There is so much to unpack in this book and it is so interesting in reference to some of the ideas of cognitive narratology. Chwe believes that Jane Austen used game theory to write and create her novels before we had identified the technique as game theory.

“Strategic thinking, what Austen calls “penetration,” is game theory’s central concept: when choosing an action, a person thinks about how others will act. Austen analyzes these foundational concepts in examples too numerous and systematic to be considered incidental. Austen then considers how strategic thinking relates to other explanations of human action, such as those involving emotions, habits, rules, social factors, and ideology. Austen carefully distinguishes strategic thinking from other concepts often confused with it, such as selfishness and economism, and even discusses the disadvantages of strategic thinking. Finally, Austen explores new applications, arguing, for example, that strategizing together in a partnership is the surest foundation for intimate relationships.” (14)

This perspective breaks down the ideas within Austen’s writing in such a way that reader can begin to really see the intentionality behinds her characters. It is the human element that makes her writing so interesting the intricate webs that our favorites characters weave such as Elizabeth Bennet and Mr. Darcey. What this lends to some of the ideas of cognitive narratology is that level of story telling mixed with the human relationship, why the writer and the reader bond with such literature. Austen is able to take basic human characteristics and seeming real life struggle and put them into a story and that is part of what allows her writing to endure.

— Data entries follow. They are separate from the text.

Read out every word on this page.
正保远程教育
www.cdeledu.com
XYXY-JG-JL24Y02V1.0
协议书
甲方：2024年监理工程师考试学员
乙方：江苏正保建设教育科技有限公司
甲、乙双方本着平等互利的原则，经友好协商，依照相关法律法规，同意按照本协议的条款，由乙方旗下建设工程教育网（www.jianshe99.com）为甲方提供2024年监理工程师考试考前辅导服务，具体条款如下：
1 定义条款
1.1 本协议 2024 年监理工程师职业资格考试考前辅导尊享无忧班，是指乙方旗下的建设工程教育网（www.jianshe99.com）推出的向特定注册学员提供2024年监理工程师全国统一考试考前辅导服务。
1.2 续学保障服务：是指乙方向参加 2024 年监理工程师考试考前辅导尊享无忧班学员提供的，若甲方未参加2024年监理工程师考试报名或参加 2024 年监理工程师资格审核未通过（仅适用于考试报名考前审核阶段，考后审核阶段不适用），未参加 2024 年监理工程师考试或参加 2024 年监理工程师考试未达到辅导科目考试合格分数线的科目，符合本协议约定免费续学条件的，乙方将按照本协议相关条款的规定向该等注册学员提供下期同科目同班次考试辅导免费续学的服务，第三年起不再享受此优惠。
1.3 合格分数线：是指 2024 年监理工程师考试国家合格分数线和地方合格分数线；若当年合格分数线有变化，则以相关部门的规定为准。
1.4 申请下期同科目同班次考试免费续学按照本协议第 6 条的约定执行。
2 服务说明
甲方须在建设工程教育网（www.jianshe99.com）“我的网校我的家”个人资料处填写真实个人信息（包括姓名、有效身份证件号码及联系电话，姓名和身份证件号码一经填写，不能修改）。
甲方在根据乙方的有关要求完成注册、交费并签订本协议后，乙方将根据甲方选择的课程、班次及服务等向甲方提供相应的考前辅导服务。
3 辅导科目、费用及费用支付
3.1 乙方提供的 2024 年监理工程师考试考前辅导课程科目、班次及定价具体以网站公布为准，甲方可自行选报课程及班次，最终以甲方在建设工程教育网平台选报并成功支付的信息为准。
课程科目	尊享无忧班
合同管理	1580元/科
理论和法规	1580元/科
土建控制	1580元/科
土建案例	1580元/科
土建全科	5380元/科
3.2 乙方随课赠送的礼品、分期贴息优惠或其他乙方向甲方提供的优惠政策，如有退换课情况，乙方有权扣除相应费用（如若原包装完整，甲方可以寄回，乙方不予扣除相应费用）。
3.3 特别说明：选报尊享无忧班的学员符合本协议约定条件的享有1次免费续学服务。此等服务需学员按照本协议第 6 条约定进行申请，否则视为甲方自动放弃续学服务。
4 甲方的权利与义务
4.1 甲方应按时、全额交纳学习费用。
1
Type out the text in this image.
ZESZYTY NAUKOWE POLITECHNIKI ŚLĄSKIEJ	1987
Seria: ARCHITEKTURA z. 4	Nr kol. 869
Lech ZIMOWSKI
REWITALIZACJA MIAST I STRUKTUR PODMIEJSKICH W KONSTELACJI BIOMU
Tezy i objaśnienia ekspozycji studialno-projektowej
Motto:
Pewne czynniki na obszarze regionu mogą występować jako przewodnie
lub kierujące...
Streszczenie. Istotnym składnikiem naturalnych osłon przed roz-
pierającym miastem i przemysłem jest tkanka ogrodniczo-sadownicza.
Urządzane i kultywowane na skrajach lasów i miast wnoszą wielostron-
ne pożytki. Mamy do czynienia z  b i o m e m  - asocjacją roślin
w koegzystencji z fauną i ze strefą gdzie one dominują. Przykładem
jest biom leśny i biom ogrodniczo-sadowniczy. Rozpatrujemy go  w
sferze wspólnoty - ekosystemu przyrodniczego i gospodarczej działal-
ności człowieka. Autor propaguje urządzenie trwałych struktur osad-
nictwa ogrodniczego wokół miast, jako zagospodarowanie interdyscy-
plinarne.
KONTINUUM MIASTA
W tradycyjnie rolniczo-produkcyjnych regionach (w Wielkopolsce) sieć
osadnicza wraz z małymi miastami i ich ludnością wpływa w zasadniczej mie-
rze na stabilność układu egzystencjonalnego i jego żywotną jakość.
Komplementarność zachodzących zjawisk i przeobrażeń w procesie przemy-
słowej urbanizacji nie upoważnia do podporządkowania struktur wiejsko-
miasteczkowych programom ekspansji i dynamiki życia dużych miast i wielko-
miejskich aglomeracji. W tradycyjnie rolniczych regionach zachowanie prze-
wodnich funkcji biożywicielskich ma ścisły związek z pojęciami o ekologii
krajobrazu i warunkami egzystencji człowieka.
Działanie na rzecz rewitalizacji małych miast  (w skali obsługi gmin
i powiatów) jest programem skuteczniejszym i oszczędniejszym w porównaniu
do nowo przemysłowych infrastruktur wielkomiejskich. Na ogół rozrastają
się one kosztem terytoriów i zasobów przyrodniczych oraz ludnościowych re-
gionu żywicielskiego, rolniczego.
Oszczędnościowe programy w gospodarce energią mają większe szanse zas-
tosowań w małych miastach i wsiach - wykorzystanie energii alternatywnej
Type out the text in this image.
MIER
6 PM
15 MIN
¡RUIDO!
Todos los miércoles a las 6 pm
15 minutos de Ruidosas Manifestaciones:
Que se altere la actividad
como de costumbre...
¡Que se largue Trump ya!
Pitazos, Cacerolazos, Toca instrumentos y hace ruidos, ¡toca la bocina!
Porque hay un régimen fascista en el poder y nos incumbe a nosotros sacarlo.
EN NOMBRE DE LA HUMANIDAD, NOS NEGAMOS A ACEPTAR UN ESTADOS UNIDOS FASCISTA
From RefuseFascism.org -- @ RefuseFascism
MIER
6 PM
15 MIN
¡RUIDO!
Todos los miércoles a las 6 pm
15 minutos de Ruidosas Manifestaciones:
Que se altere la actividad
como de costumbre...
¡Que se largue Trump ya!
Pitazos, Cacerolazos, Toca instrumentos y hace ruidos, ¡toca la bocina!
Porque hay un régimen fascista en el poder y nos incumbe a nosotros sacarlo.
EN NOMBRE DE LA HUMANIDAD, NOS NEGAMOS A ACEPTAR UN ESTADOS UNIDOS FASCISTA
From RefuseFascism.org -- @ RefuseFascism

Another interesting element with thee approach to game theory when looking at Austen is equality. While the women in her novels are often still trapped by their situations in society the relationships that her main characters build, with male or female characters allows them many levels of equality, Chwe alludes to that idea in the last sentence of the quote “that strategizing together in a partnership is the surest foundation for intimate relationships”.